Patrick Bateman from American Psycho is a classic, or idiopathic psychopath, and so is Tom Ripley (The Talented Mr. Ripley). No big surprise, there. But John Doe (Se7en) and Norman Bates are considered pseudopsychopaths, or sociopaths, as well as Hannibal Lecter. They didn't score high enough on the PCL-R to be considered psychopaths, interestingly enough.
Psychopathy is so rare and morbid, that it's somehow been blown over into the realm of over-theatrical mascots. The media is full of these shock trope ideas to the point that this study wasn't all that surprising since I naturally assumed all movie psychopaths were garnished with a little bit of fiction. Though, I liked knowing about the more accurate portrayals. I've recently added No Country for Old Men on my 'movies to watch' list, as Anton Chigurh was noted to be a realistic psycho.
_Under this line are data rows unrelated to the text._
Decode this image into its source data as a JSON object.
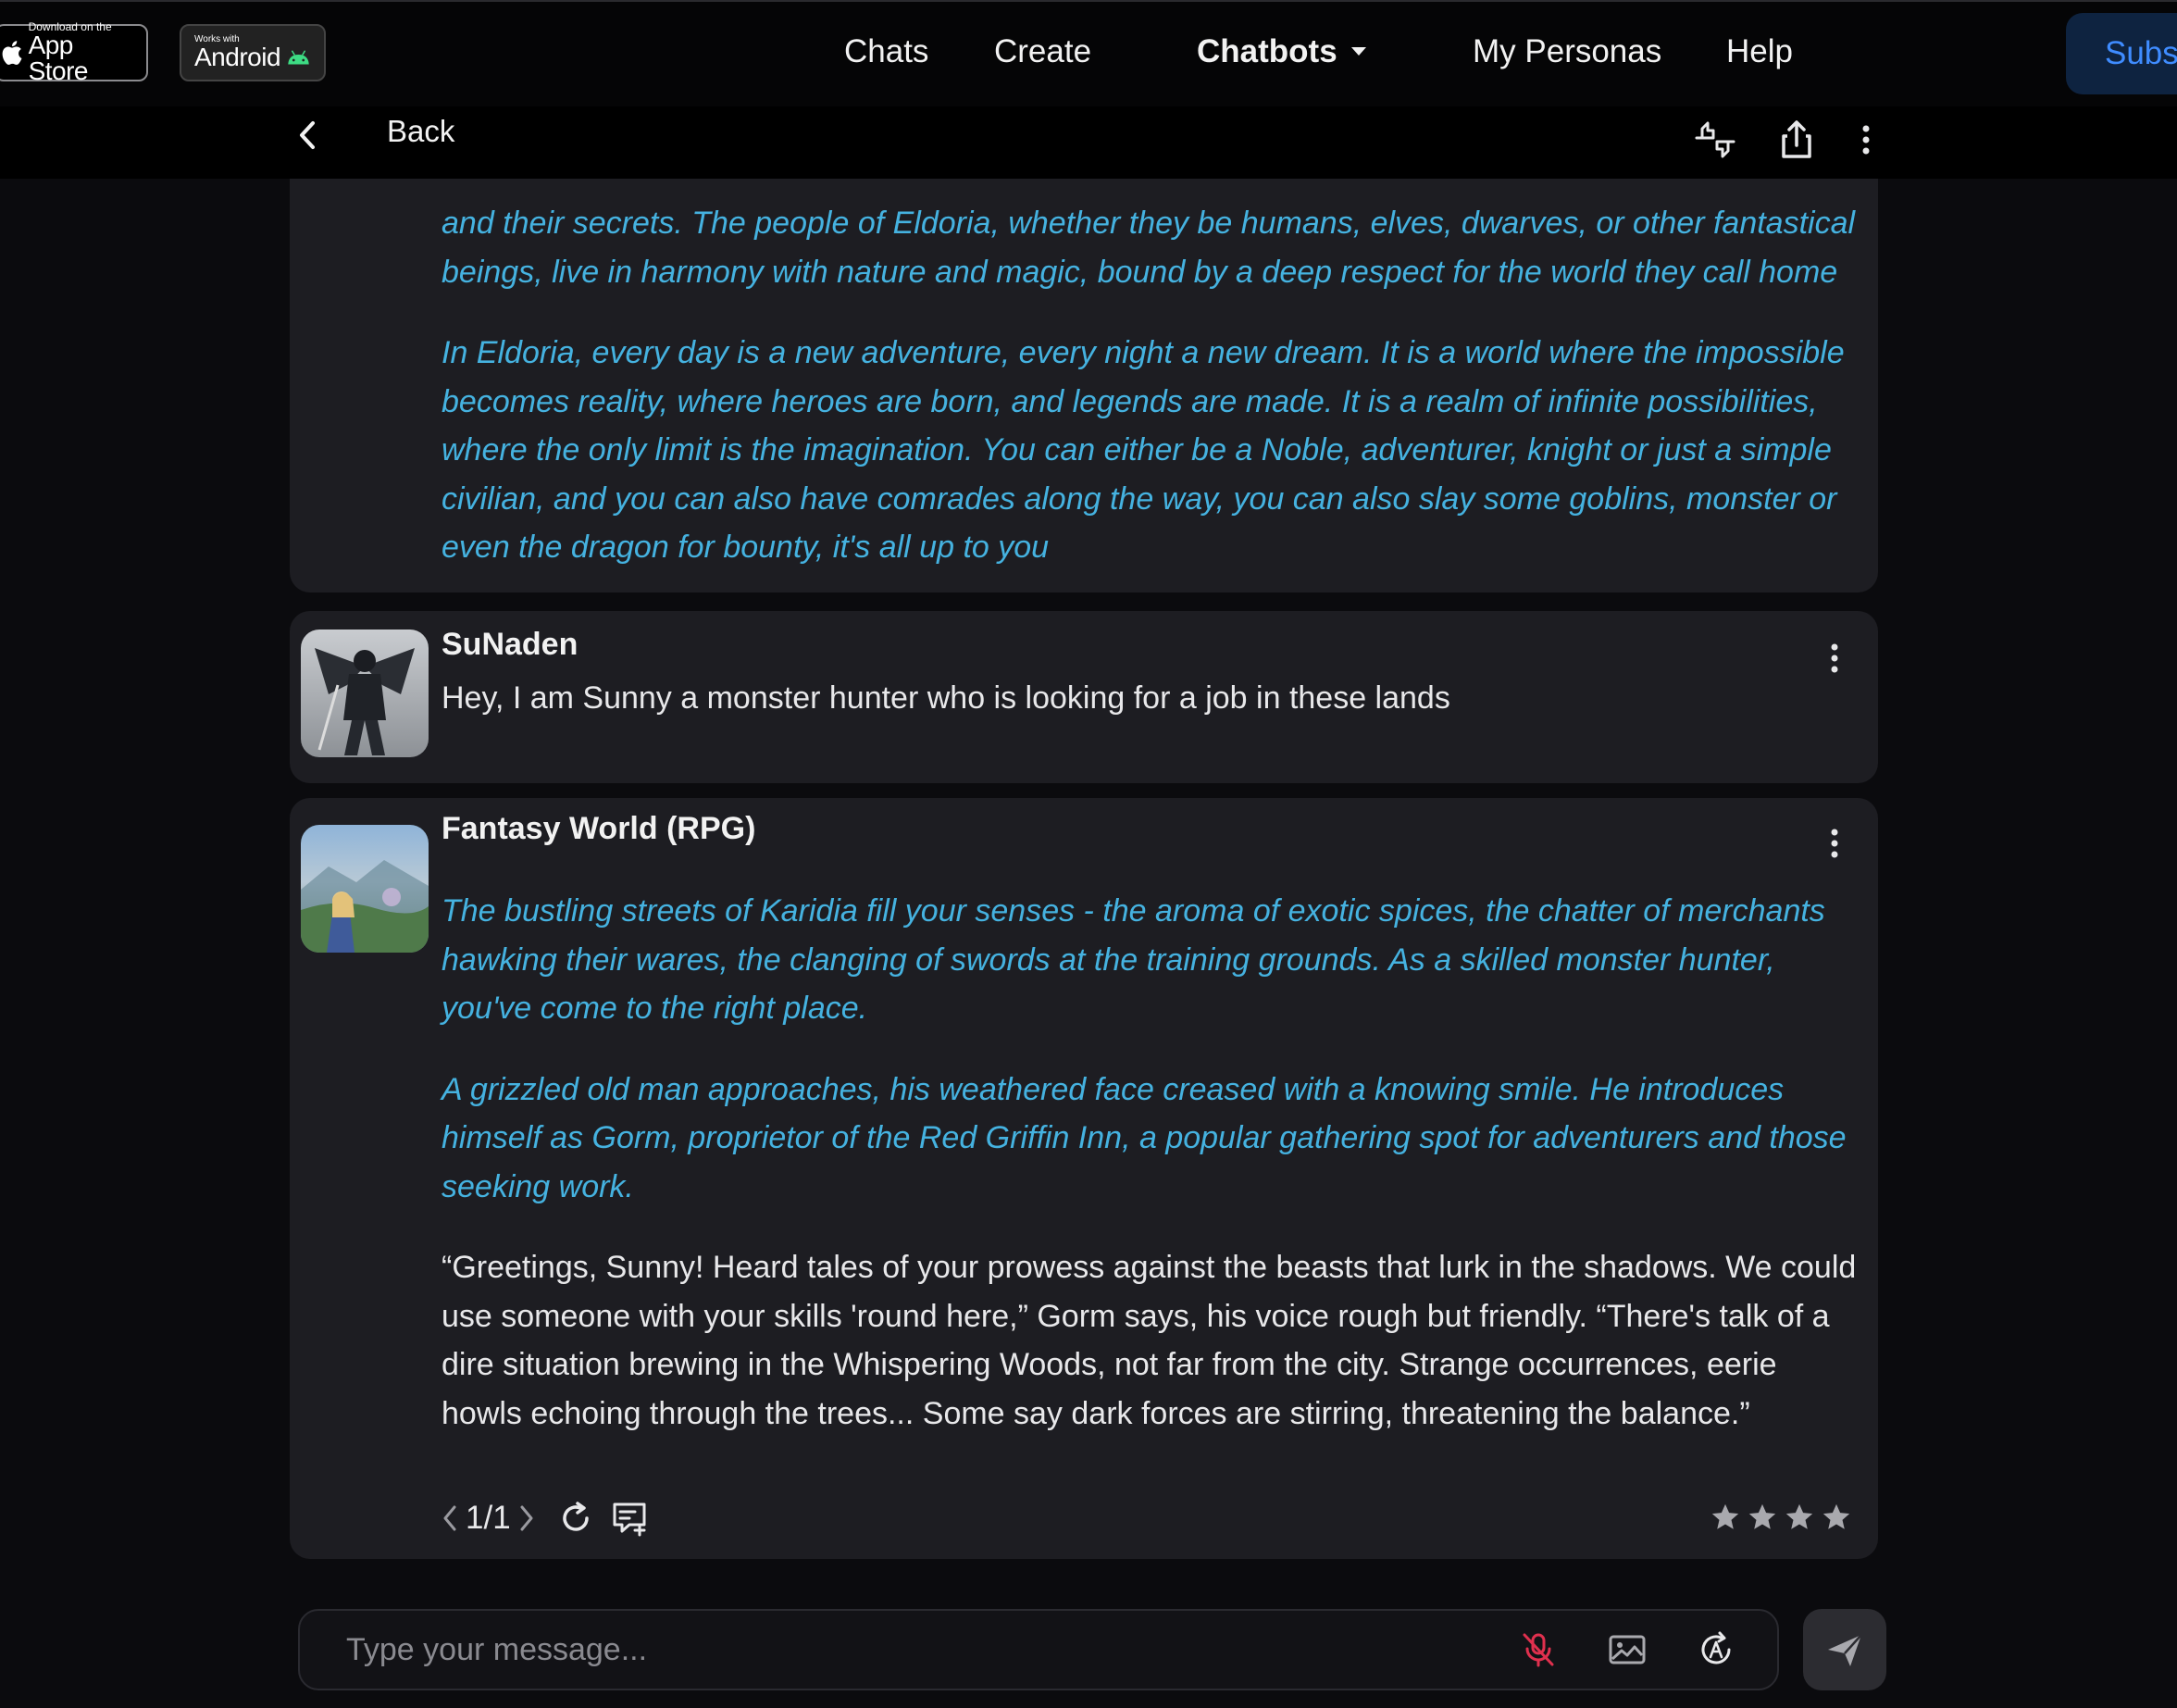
{
  "badges": {
    "appstore_small": "Download on the",
    "appstore_big": "App Store",
    "android_small": "Works with",
    "android_big": "Android"
  },
  "nav": {
    "chats": "Chats",
    "create": "Create",
    "chatbots": "Chatbots",
    "personas": "My Personas",
    "help": "Help",
    "subscribe": "Subs"
  },
  "subbar": {
    "back": "Back",
    "icons": [
      "thumbs-icon",
      "share-icon",
      "more-vertical-icon"
    ]
  },
  "messages": {
    "first": {
      "p1": "and their secrets. The people of Eldoria, whether they be humans, elves, dwarves, or other fantastical beings, live in harmony with nature and magic, bound by a deep respect for the world they call home",
      "p2": "In Eldoria, every day is a new adventure, every night a new dream. It is a world where the impossible becomes reality, where heroes are born, and legends are made. It is a realm of infinite possibilities, where the only limit is the imagination. You can either be a Noble, adventurer, knight or just a simple civilian, and you can also have comrades along the way, you can also slay some goblins, monster or even the dragon for bounty, it's all up to you"
    },
    "user": {
      "name": "SuNaden",
      "text": "Hey, I am Sunny a monster hunter who is looking for a job in these lands"
    },
    "bot": {
      "name": "Fantasy World (RPG)",
      "p1": "The bustling streets of Karidia fill your senses - the aroma of exotic spices, the chatter of merchants hawking their wares, the clanging of swords at the training grounds. As a skilled monster hunter, you've come to the right place.",
      "p2": "A grizzled old man approaches, his weathered face creased with a knowing smile. He introduces himself as Gorm, proprietor of the Red Griffin Inn, a popular gathering spot for adventurers and those seeking work.",
      "p3": "“Greetings, Sunny! Heard tales of your prowess against the beasts that lurk in the shadows. We could use someone with your skills 'round here,” Gorm says, his voice rough but friendly. “There's talk of a dire situation brewing in the Whispering Woods, not far from the city. Strange occurrences, eerie howls echoing through the trees... Some say dark forces are stirring, threatening the balance.”",
      "counter": "1/1",
      "rating": 4
    }
  },
  "composer": {
    "placeholder": "Type your message..."
  },
  "colors": {
    "accent": "#3f8cff",
    "action_text": "#45b2e0",
    "mic_muted": "#e0304e",
    "bubble_bg": "#1d1d22"
  }
}
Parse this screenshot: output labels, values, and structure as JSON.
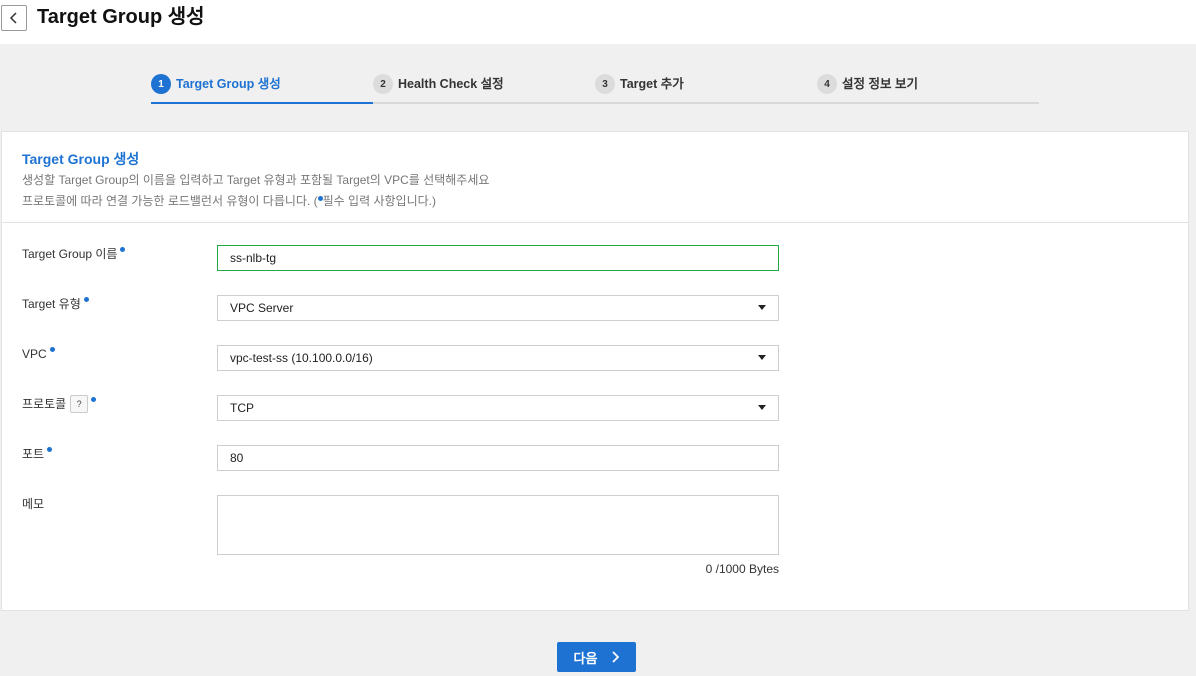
{
  "header": {
    "title": "Target Group 생성"
  },
  "steps": [
    {
      "number": "1",
      "label": "Target Group 생성",
      "active": true
    },
    {
      "number": "2",
      "label": "Health Check 설정",
      "active": false
    },
    {
      "number": "3",
      "label": "Target 추가",
      "active": false
    },
    {
      "number": "4",
      "label": "설정 정보 보기",
      "active": false
    }
  ],
  "card": {
    "title": "Target Group 생성",
    "desc_line1": "생성할 Target Group의 이름을 입력하고 Target 유형과 포함될 Target의 VPC를 선택해주세요",
    "desc_line2_prefix": "프로토콜에 따라 연결 가능한 로드밸런서 유형이 다릅니다. (",
    "desc_line2_suffix": "필수 입력 사항입니다.)"
  },
  "form": {
    "name": {
      "label": "Target Group 이름",
      "value": "ss-nlb-tg"
    },
    "target_type": {
      "label": "Target 유형",
      "value": "VPC Server"
    },
    "vpc": {
      "label": "VPC",
      "value": "vpc-test-ss (10.100.0.0/16)"
    },
    "protocol": {
      "label": "프로토콜",
      "value": "TCP",
      "help_icon": "?"
    },
    "port": {
      "label": "포트",
      "value": "80"
    },
    "memo": {
      "label": "메모",
      "value": "",
      "byte_count": "0 /1000 Bytes"
    }
  },
  "footer": {
    "next_label": "다음"
  },
  "colors": {
    "accent": "#1e73d2",
    "focus_border": "#23a849"
  }
}
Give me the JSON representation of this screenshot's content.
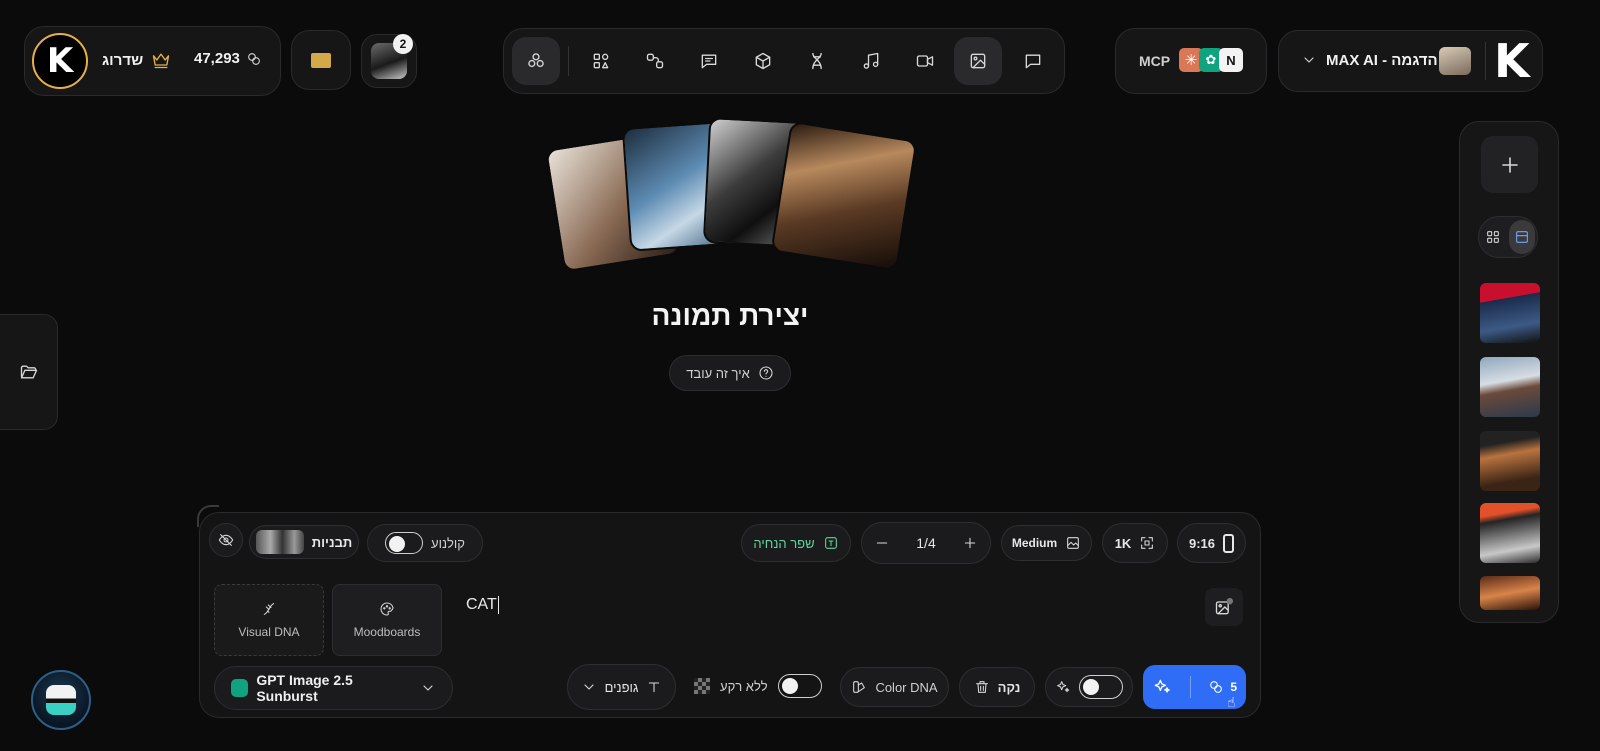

What's more interesting are subtler offbeat characters. I'm still convinced that Willy Wonka (1971) is a bit of a sociopath. Not because he suspiciously led children to their demise in his 'factory of evils', but because he lacks a degree of concern for other people. To be fair, most of those children did it to themselves by being bratty and not heeding his warnings. Maybe he was fine with letting it be. Obviously the whole movie is a morality lesson to keep kids from being snotty, but Willy Wonka and his factory was the vessel by which they supposedly "learned" something, and Willy himself was a bit of a character. He sings Shakespeare, cooks up puns and seems well-educated enough. Either he's a recluse or a little 'wonky' in the head.
Even Sherlock Holmes (BBC) is a self-proclaimed "high functioning sociopath", although I think this is a point that's been denied quite fervently by psychologists all over the internet. I mean, it's a good show so I guess I can indulge in a little suspension of disbelief. That's why it's called fiction.